Mit dem eigenen Unternehmen ist man mittlerweile ganz vorne mit dabei. Für die drei Clubbetreiber und Veranstalter wurde aus den ersten Experimenten in einer entstehenden Szene auch ein harter Arbeitstag, in ihren Büroräumen mit bestem Ausblick auf die östliche City. Im ehemaligen Haus des Reisens hat "No-Ufos" seinen Sitz. Das "Sternradio" hat sich dreizehn Etagen tiefer im Erdgeschoss eingenistet. Dort hat man nunmehr seit anderthalb Jahren eine feste Heimat für den eigenen Technosound gefunden, nach einer langen Odyssee durch Ämter und Immobilienbüros. "Es ist eine Homebase für die DJs geworden, mit denen man bereits jahrelang zusammenarbeitet", sagt Karina. Das Ganze bietet den Rahmen, all die neuen Aspekte der Szene abzutasten.
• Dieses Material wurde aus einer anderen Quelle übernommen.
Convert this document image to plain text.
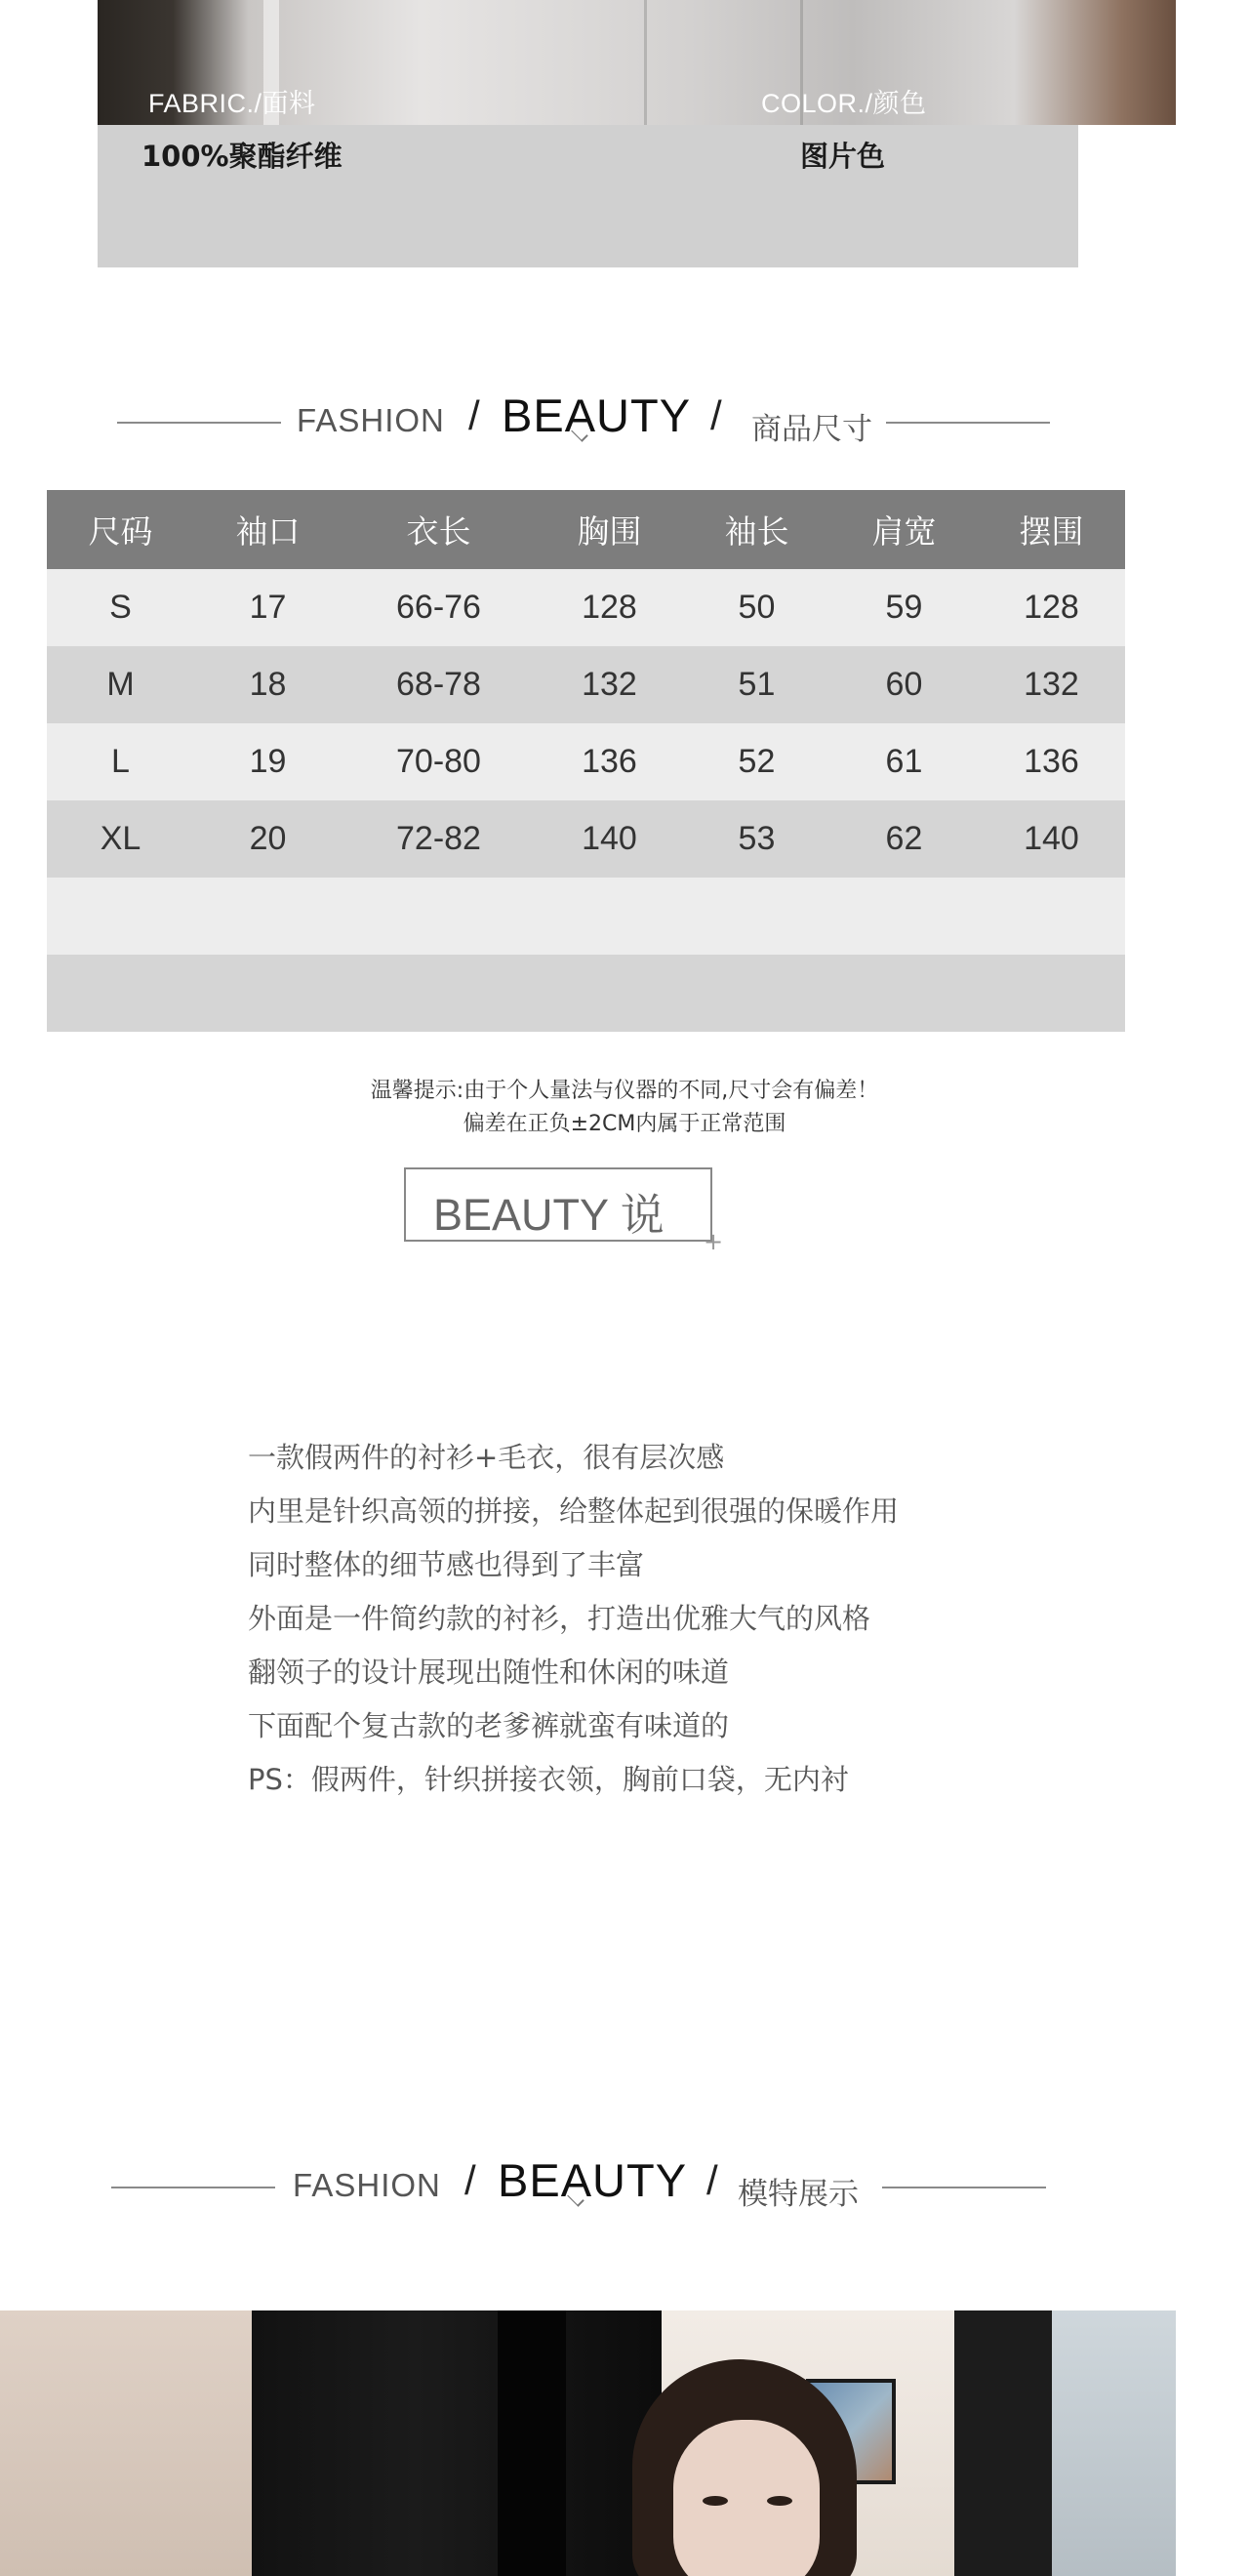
FABRIC./面料	COLOR./颜色
100%聚酯纤维	图片色
FASHION / BEAUTY / 商品尺寸
尺码	袖口	衣长	胸围	袖长	肩宽	摆围
S	17	66-76	128	50	59	128
M	18	68-78	132	51	60	132
L	19	70-80	136	52	61	136
XL	20	72-82	140	53	62	140

温馨提示:由于个人量法与仪器的不同,尺寸会有偏差！
偏差在正负±2CM内属于正常范围
BEAUTY 说
+
一款假两件的衬衫+毛衣，很有层次感
内里是针织高领的拼接，给整体起到很强的保暖作用
同时整体的细节感也得到了丰富
外面是一件简约款的衬衫，打造出优雅大气的风格
翻领子的设计展现出随性和休闲的味道
下面配个复古款的老爹裤就蛮有味道的
PS：假两件，针织拼接衣领，胸前口袋，无内衬
FASHION / BEAUTY / 模特展示
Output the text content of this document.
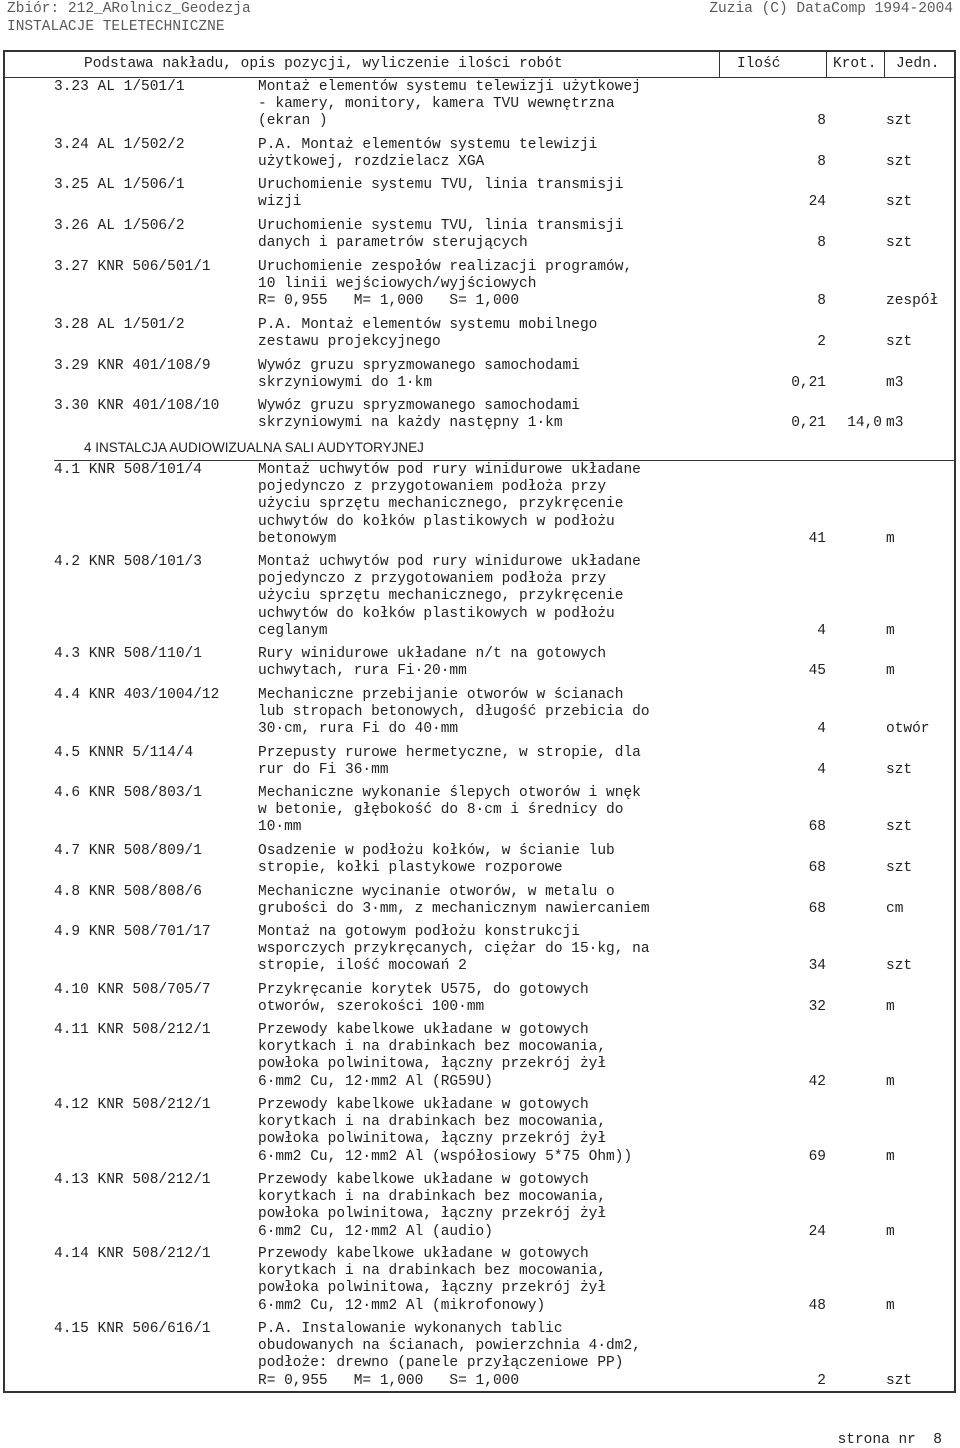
Zbiór: 212_ARolnicz_Geodezja
INSTALACJE TELETECHNICZNE
Zuzia (C) DataComp 1994-2004
Podstawa nakładu, opis pozycji, wyliczenie ilości robót	Ilość	Krot. Jedn.
3.23 AL 1/501/1	Montaż elementów systemu telewizji użytkowej
- kamery, monitory, kamera TVU wewnętrzna
(ekran )	8	szt
3.24 AL 1/502/2	P.A. Montaż elementów systemu telewizji
użytkowej, rozdzielacz XGA	8	szt
3.25 AL 1/506/1	Uruchomienie systemu TVU, linia transmisji
wizji	24	szt
3.26 AL 1/506/2	Uruchomienie systemu TVU, linia transmisji
danych i parametrów sterujących	8	szt
3.27 KNR 506/501/1	Uruchomienie zespołów realizacji programów,
10 linii wejściowych/wyjściowych
R= 0,955   M= 1,000   S= 1,000	8	zespół
3.28 AL 1/501/2	P.A. Montaż elementów systemu mobilnego
zestawu projekcyjnego	2	szt
3.29 KNR 401/108/9	Wywóz gruzu spryzmowanego samochodami
skrzyniowymi do 1·km	0,21	m3
3.30 KNR 401/108/10	Wywóz gruzu spryzmowanego samochodami
skrzyniowymi na każdy następny 1·km	0,21 14,0 m3
4.1 KNR 508/101/4	Montaż uchwytów pod rury winidurowe układane
pojedynczo z przygotowaniem podłoża przy
użyciu sprzętu mechanicznego, przykręcenie
uchwytów do kołków plastikowych w podłożu
betonowym	41	m
4.2 KNR 508/101/3	Montaż uchwytów pod rury winidurowe układane
pojedynczo z przygotowaniem podłoża przy
użyciu sprzętu mechanicznego, przykręcenie
uchwytów do kołków plastikowych w podłożu
ceglanym	4	m
4.3 KNR 508/110/1	Rury winidurowe układane n/t na gotowych
uchwytach, rura Fi·20·mm	45	m
4.4 KNR 403/1004/12	Mechaniczne przebijanie otworów w ścianach
lub stropach betonowych, długość przebicia do
30·cm, rura Fi do 40·mm	4	otwór
4.5 KNNR 5/114/4	Przepusty rurowe hermetyczne, w stropie, dla
rur do Fi 36·mm	4	szt
4.6 KNR 508/803/1	Mechaniczne wykonanie ślepych otworów i wnęk
w betonie, głębokość do 8·cm i średnicy do
10·mm	68	szt
4.7 KNR 508/809/1	Osadzenie w podłożu kołków, w ścianie lub
stropie, kołki plastykowe rozporowe	68	szt
4.8 KNR 508/808/6	Mechaniczne wycinanie otworów, w metalu o
grubości do 3·mm, z mechanicznym nawiercaniem	68	cm
4.9 KNR 508/701/17	Montaż na gotowym podłożu konstrukcji
wsporczych przykręcanych, ciężar do 15·kg, na
stropie, ilość mocowań 2	34	szt
4.10 KNR 508/705/7	Przykręcanie korytek U575, do gotowych
otworów, szerokości 100·mm	32	m
4.11 KNR 508/212/1	Przewody kabelkowe układane w gotowych
korytkach i na drabinkach bez mocowania,
powłoka polwinitowa, łączny przekrój żył
6·mm2 Cu, 12·mm2 Al (RG59U)	42	m
4.12 KNR 508/212/1	Przewody kabelkowe układane w gotowych
korytkach i na drabinkach bez mocowania,
powłoka polwinitowa, łączny przekrój żył
6·mm2 Cu, 12·mm2 Al (współosiowy 5*75 Ohm))	69	m
4.13 KNR 508/212/1	Przewody kabelkowe układane w gotowych
korytkach i na drabinkach bez mocowania,
powłoka polwinitowa, łączny przekrój żył
6·mm2 Cu, 12·mm2 Al (audio)	24	m
4.14 KNR 508/212/1	Przewody kabelkowe układane w gotowych
korytkach i na drabinkach bez mocowania,
powłoka polwinitowa, łączny przekrój żył
6·mm2 Cu, 12·mm2 Al (mikrofonowy)	48	m
4.15 KNR 506/616/1	P.A. Instalowanie wykonanych tablic
obudowanych na ścianach, powierzchnia 4·dm2,
podłoże: drewno (panele przyłączeniowe PP)
R= 0,955   M= 1,000   S= 1,000	2	szt
4 INSTALCJA AUDIOWIZUALNA SALI AUDYTORYJNEJ
strona nr 8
Wenn sich jetzt an drei Tagen in der Woche die Pforten zum "Sternradio" öffnen, das mit seinem glamourösen Neo-Pop-Ambiente die düstere Kelleratmosphäre vergangener Tage abgelöst hat, steckt dort vor allem viel Organisationstalent drin. Dabei ist der Kampf mit den Behörden genauso aufwendig wie die Entwicklung des eigenen Konzepts. "Irgendwann lassen sich auch ganz harte Nüsse in den Ämtern knacken, das ist jedoch oftmals kostspielig", sagt Karina. Sie würden dort gemustert wie Störenfriede, wie eigentümliche Macher in einer entfernten Jugendkultur. Und dabei nutze man doch Objekte, mit denen keiner mehr etwas anzufangen weiß, müsse dort enorm viel Geld reinstecken und andererseits mit kurzen Kündigungsfristen und zeitlich begrenzten Konzessionen leben. So steht das mögliche Aus immer im Raum. Aber das Damoklesschwert gehört mittlerweile zum Leben dazu, sagt Karina Mertin - wie der Techno.